La Svizzera è leader mondiale nel settore dell’affinaggio e del commercio di questo metallo prezioso: si stima che le cinque raffinerie presenti nella Confederazione – in Ticino e Romandia – lavorino fino al 70% dell’oro estratto in tutto il mondo. Tuttavia, le ingenti quantità d’oro finora importante non sembrano essere destinate a queste aziende. Christoph Wild, presidente dell’Associazione svizzera dei fabbricanti e commercianti di metalli preziosi (ASFCMP), spiega che analizzando la statistica appare chiaro come “la stragrande maggioranza di quest’oro non era destinata all’affinaggio ma ad altri usi”. Quali? “Probabilmente era destinato a una o più banche o a investitori istituzionali”, risponde, aggiungendo che si tratta comunque di oro “di provenienza legittima”.

Il prezzo dell’oro è fortemente aumentato negli ultimi mesi toccando quasi i 2’000 dollari l’oncia, ricorda Wild, per questo le cifre sul valore delle importazioni sono in crescita. Tutto legale, quindi. Ma anche opportuno? La risposta è complessa, spiega Christoph Wild, poiché anche se si tratta di oro russo, se prodotto e immesso nel circuito in precedenza non significa che la sua compravendita non sia eticamente corretta.

“I nostri membri hanno il dovere di conoscere la provenienza dell’oro che affinano e trasformano, – aggiunge – ma se proviene da una sorgente legittima, che non sottostà a sanzioni, non si pongono particolari problemi; anche se russo, può trattarsi di oro in circolo da decenni, che non ha niente a che vedere con la produzione fresca a partire da febbraio (quando il presidente russo Vladimir Putin decise di invadere l’Ucraina, ndr.) o dopo il varo delle sanzioni”.

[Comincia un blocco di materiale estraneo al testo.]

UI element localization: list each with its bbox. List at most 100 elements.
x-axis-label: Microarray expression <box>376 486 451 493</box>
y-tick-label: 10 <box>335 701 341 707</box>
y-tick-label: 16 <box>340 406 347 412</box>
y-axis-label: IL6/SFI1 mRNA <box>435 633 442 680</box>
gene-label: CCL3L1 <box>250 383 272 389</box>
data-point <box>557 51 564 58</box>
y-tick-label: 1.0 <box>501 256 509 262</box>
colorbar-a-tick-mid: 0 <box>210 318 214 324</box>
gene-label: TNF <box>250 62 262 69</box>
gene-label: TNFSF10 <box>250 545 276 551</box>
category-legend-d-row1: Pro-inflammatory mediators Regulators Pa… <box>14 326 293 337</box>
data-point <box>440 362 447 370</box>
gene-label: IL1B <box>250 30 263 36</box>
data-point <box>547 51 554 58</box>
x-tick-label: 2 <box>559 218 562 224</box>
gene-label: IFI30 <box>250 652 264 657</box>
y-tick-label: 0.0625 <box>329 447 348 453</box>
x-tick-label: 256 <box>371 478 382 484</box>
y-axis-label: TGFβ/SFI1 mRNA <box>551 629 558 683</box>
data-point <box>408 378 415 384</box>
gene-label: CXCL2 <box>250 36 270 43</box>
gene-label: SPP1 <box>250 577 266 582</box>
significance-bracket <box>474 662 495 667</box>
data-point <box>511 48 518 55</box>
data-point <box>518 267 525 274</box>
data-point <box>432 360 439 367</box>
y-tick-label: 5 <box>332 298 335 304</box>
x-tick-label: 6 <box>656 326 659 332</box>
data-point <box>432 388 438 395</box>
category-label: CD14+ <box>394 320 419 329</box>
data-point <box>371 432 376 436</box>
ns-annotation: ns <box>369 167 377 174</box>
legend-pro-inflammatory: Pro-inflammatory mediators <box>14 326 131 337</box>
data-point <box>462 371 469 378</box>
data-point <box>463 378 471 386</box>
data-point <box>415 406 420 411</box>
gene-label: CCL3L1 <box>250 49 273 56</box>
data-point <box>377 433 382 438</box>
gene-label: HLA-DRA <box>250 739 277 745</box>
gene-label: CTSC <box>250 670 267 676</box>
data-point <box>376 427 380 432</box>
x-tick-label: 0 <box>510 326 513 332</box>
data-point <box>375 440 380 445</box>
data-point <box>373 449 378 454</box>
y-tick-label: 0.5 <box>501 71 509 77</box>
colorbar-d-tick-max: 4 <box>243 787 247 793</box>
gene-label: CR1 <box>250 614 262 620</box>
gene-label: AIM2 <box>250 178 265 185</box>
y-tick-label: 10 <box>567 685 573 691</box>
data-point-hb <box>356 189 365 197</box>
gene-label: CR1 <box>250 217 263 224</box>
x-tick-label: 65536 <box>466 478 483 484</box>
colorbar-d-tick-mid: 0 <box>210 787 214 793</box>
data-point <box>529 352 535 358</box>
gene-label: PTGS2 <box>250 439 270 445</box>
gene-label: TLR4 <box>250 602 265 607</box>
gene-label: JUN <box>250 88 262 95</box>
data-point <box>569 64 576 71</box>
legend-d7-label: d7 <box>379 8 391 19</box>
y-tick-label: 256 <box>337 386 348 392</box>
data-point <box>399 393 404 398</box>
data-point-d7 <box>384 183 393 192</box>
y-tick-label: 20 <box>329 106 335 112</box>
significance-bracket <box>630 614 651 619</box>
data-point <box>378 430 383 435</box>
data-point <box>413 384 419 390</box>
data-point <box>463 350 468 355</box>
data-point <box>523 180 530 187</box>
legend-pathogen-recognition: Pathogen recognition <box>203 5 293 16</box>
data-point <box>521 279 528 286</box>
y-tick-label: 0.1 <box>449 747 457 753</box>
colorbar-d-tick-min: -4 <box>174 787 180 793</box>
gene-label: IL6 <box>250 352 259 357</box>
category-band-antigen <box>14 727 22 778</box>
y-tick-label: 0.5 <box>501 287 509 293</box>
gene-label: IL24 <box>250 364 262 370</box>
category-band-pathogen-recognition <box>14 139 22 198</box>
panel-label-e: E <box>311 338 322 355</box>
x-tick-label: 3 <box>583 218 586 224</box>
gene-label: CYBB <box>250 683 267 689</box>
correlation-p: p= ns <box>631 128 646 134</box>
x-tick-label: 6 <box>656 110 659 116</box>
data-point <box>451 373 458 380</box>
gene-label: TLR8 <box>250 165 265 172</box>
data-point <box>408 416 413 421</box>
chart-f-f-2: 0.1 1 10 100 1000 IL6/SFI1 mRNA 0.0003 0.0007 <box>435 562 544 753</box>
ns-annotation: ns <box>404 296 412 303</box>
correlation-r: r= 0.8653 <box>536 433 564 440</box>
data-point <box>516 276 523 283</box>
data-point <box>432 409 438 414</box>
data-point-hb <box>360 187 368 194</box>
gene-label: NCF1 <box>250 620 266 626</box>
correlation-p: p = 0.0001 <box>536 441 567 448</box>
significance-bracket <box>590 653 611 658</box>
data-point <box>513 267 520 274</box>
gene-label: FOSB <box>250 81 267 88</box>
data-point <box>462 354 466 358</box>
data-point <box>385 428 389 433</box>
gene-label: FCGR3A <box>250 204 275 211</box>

Russia secondo produttore mondiale

La Russia è il secondo produttore di oro al mondo e si stima che dal suo territorio arrivi il 10% del totale che viene estratto ogni anno. Questo metallo prezioso rappresenta inoltre la seconda voce, dopo l’energia (petrolio e gas) delle esportazioni russe, stando ai dati dell’ Observatory of Economic ComplexityCollegamento esterno, che stima in 18,7 miliardi di dollari i ricavi generati dall’export nel 2020 (ultimi dati consolidati). Le sanzioni – varate dall’UE il 21 luglio scorso e riprese dalla Svizzera dopo due settimane – sono state quindi pensate per incidere sul finanziamento dell’offensiva in Ucraina, nonché per impedire agli oligarchi di convertire i loro beni, aggirando le sanzioni.

“Serve più trasparenza”

L’embargo attuale riguarda quindi solo l’oro di nuova estrazione o raffinato. “Si tratta di norme chiare – commenta ancora Marc Ummel di Swissaid – ma resta da capire come le autorità vigileranno su questo divieto”. Il mercato dell’oro è stato spesso accusato di essere poco trasparente e non sembra quindi così scontato impedire realmente che l’oro prodotto o raffinato in Russia dopo lo scoppio della guerra non arrivi in Svizzera transitando prima da altri paesi. La filiera è opaca, conclude Ummel: “Non è obbligatorio dichiarare l’origine primaria, ma basta quella dell’ultimo importatore. Per questo è necessaria maggiore trasparenza sull’oro: per capire chi si nasconde realmente dietro”.